Un inicio eléctrico que encendió Balaídos
El equipo de Claudio Giráldez salió con el cuchillo entre los dientes. Apenas habían transcurrido treinta segundos cuando un fallo grave en la salida del conjunto francés fue castigado por el talento de Iago Aspas, que asistió con picardía para que Williot Swedberg firmase el primer golpe. Gol legal, ajustado y celebrado como manda la liturgia en Vigo.
El 2-0 que subió… y bajó del marcador
Corría el minuto 19 cuando el estadio volvió a rugir. Aspas filtró otro balón de autor, esta vez para la llegada por derecha de Javi Rueda, que puso un centro preciso al corazón del área. Allí apareció Borja Iglesias, frío ante el portero y certero en la definición. Durante unos segundos, el 2-0 campeó en el electrónico.
Hasta que el colegiado Harm Osmers detuvo el juego.
El foco del VAR: no fue Borja
La confusión inicial dio paso a la explicación técnica.

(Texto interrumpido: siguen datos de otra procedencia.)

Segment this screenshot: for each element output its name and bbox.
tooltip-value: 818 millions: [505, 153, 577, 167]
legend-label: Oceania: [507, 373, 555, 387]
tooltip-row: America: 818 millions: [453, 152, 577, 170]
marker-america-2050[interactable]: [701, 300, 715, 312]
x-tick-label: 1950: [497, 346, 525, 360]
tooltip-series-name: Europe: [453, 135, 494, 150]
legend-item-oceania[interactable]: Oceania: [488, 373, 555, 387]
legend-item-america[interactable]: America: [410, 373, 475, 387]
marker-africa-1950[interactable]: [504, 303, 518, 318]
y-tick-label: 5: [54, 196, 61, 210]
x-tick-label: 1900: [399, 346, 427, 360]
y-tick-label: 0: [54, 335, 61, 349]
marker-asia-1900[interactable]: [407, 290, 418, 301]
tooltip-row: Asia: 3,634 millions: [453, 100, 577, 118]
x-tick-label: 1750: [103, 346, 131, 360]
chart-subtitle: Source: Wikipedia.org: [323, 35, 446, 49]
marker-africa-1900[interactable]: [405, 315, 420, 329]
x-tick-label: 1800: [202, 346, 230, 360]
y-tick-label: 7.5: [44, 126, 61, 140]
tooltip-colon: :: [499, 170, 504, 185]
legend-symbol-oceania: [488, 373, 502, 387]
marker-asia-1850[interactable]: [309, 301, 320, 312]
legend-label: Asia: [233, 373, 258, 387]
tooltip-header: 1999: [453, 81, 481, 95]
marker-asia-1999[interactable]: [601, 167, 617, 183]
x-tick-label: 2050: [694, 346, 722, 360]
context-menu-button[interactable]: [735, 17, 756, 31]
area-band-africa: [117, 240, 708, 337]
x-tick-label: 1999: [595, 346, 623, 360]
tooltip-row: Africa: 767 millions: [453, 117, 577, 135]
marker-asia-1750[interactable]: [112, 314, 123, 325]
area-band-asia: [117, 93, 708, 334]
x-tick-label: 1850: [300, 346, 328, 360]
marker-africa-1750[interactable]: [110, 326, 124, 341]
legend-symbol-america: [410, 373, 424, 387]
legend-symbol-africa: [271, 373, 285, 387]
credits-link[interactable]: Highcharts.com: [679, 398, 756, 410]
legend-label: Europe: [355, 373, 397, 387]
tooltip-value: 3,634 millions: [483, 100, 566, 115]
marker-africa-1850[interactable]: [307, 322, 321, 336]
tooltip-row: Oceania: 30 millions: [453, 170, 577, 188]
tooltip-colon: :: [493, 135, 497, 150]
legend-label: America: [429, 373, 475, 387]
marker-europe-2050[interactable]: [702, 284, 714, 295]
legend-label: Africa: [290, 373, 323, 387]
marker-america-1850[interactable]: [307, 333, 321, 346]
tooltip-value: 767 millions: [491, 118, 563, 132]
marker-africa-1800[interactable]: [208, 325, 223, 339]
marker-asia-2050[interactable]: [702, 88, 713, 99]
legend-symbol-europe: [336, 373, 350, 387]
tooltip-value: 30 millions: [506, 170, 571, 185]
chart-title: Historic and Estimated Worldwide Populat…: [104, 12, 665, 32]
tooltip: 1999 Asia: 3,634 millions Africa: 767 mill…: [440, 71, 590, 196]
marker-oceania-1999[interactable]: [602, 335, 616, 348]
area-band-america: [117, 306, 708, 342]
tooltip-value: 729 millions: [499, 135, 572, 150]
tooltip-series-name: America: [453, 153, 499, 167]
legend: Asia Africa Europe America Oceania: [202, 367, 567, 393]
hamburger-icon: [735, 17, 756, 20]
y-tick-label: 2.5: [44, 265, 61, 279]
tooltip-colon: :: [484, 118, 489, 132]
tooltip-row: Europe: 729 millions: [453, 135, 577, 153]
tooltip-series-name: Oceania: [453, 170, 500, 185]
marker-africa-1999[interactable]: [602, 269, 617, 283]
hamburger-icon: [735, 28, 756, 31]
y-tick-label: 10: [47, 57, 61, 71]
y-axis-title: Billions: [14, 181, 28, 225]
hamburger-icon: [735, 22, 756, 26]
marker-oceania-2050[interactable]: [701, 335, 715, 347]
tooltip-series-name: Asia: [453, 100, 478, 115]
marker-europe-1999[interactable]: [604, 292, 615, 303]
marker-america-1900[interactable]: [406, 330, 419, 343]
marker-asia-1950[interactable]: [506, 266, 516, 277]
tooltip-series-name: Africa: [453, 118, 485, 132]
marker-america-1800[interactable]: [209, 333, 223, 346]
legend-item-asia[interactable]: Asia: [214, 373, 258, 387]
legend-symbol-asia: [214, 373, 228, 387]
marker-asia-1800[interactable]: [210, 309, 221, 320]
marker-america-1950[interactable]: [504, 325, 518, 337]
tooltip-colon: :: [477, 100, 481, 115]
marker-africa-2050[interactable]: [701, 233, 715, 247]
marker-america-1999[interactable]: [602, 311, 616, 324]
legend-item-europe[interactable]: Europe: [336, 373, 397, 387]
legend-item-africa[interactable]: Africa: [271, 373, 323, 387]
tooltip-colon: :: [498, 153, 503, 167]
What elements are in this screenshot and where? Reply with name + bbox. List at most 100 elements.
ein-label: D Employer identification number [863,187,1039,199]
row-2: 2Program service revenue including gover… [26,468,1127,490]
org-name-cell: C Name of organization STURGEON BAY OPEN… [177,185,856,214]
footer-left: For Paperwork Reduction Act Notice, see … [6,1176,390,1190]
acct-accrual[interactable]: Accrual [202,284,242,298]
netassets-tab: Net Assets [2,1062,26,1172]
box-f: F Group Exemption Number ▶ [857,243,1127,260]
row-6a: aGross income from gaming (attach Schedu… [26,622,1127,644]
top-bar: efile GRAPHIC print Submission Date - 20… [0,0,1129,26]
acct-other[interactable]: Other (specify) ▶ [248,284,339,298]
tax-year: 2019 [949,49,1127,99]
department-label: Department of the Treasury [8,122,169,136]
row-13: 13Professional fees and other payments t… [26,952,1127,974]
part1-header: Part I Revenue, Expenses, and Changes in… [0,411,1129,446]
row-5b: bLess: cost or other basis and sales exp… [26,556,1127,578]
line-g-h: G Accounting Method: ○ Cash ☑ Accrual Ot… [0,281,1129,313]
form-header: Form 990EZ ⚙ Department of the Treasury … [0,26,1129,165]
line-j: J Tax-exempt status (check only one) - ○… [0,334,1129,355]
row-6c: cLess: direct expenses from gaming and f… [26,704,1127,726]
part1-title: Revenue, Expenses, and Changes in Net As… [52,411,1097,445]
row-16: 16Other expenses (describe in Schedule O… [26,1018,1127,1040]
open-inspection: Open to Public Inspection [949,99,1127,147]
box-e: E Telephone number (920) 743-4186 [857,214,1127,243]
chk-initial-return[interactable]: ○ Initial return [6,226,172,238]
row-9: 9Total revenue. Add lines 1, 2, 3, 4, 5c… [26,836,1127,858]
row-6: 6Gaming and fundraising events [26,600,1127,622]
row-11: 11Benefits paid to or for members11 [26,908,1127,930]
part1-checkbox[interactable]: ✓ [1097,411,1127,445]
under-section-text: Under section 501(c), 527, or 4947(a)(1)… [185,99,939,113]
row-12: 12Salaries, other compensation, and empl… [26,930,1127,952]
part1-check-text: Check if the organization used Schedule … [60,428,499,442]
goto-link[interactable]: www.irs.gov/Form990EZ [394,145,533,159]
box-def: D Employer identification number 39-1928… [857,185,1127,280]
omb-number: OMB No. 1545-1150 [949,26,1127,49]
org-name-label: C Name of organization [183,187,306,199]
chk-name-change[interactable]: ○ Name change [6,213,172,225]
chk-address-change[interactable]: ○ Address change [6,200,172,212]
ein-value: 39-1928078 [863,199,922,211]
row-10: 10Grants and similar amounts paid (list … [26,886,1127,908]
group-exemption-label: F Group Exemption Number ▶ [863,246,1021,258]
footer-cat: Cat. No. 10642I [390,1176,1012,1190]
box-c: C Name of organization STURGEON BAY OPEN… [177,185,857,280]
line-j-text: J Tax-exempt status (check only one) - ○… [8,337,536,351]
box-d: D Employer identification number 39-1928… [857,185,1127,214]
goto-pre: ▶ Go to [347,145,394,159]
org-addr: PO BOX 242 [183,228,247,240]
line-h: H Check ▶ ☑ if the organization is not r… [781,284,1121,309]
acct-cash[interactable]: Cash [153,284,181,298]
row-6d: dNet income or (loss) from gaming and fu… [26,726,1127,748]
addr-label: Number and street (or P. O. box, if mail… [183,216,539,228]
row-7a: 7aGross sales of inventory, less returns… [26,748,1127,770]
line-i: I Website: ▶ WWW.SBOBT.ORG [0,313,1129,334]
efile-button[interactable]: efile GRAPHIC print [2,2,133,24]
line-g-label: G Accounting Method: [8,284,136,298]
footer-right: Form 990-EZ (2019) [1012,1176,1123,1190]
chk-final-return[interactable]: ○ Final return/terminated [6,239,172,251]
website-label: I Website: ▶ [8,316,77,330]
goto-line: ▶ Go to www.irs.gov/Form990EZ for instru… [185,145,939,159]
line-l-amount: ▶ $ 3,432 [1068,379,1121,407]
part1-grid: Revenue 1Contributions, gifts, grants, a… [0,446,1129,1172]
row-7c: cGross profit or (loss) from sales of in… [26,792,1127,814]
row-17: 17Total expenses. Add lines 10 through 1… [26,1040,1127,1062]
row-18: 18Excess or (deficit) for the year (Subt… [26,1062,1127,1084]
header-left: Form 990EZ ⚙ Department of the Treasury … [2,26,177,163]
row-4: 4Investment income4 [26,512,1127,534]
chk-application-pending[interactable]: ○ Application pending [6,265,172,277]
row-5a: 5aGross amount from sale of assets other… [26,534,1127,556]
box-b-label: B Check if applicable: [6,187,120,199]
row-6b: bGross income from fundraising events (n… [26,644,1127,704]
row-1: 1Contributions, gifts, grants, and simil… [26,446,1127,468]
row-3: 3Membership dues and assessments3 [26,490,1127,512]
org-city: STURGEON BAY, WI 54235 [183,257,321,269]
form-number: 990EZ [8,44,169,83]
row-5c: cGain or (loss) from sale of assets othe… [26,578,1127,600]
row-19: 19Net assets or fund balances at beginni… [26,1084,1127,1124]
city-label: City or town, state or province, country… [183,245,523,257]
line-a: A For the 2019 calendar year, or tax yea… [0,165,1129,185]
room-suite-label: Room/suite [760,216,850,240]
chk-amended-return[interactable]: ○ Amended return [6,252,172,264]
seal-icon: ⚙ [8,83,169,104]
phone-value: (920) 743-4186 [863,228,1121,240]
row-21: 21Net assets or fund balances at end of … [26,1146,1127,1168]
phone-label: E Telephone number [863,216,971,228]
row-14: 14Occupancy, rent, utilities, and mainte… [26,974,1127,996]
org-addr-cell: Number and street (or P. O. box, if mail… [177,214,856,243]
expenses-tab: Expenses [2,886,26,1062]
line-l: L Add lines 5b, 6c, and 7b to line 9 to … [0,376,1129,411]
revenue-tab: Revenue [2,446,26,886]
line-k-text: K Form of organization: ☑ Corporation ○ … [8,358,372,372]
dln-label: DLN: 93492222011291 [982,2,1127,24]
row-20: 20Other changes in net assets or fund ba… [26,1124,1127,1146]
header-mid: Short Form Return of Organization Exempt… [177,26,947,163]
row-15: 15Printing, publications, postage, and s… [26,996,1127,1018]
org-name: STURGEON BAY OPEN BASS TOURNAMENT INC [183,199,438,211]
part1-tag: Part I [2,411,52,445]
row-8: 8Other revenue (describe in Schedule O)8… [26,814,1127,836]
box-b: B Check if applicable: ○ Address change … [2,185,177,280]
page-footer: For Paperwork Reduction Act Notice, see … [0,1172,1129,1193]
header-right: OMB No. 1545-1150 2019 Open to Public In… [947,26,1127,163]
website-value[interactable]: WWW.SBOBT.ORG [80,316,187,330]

El delantero estaba en posición correcta, sin discusión posible. Sin embargo, desde la Sala VOR se analizó el inicio de la jugada. El problema no estaba en el remate, sino en el origen: la posición de Javi Rueda en el momento del pase.
La imagen congelada fue definitiva. Por cuestión de centímetros —los mismos que ya habían favorecido al Celta en el primer gol— el carrilero quedó ligeramente adelantado. Fuera de juego milimétrico, pero fuera de juego al fin y al cabo. Gol anulado y jarro de agua fría para Balaídos.
De la frustración al castigo mayor
El encuentro entró entonces en un tramo espeso para los celestes. Apenas unos minutos después, el VAR volvió a llamar al árbitro. Esta vez para revisar una acción de Hugo Sotelo, que pisó de forma involuntaria el talón de Aquiles de un rival. Acción desafortunada, roja directa y partido cuesta arriba.
El fútbol moderno no perdona
La jugada dejó una enseñanza clara: en Europa no hay margen para el error, ni siquiera para el error invisible al ojo humano. El Celta pagó caro un desajuste mínimo y comprobó, una vez más, que el VAR no entiende de intenciones ni de contextos. Solo de líneas.
Balaídos protestó, Giráldez se desesperó en la banda y Borja se quedó sin premio. El fútbol fue justo con la norma, aunque cruel con la emoción. Porque en noches así, el milímetro también juega… y a veces marca.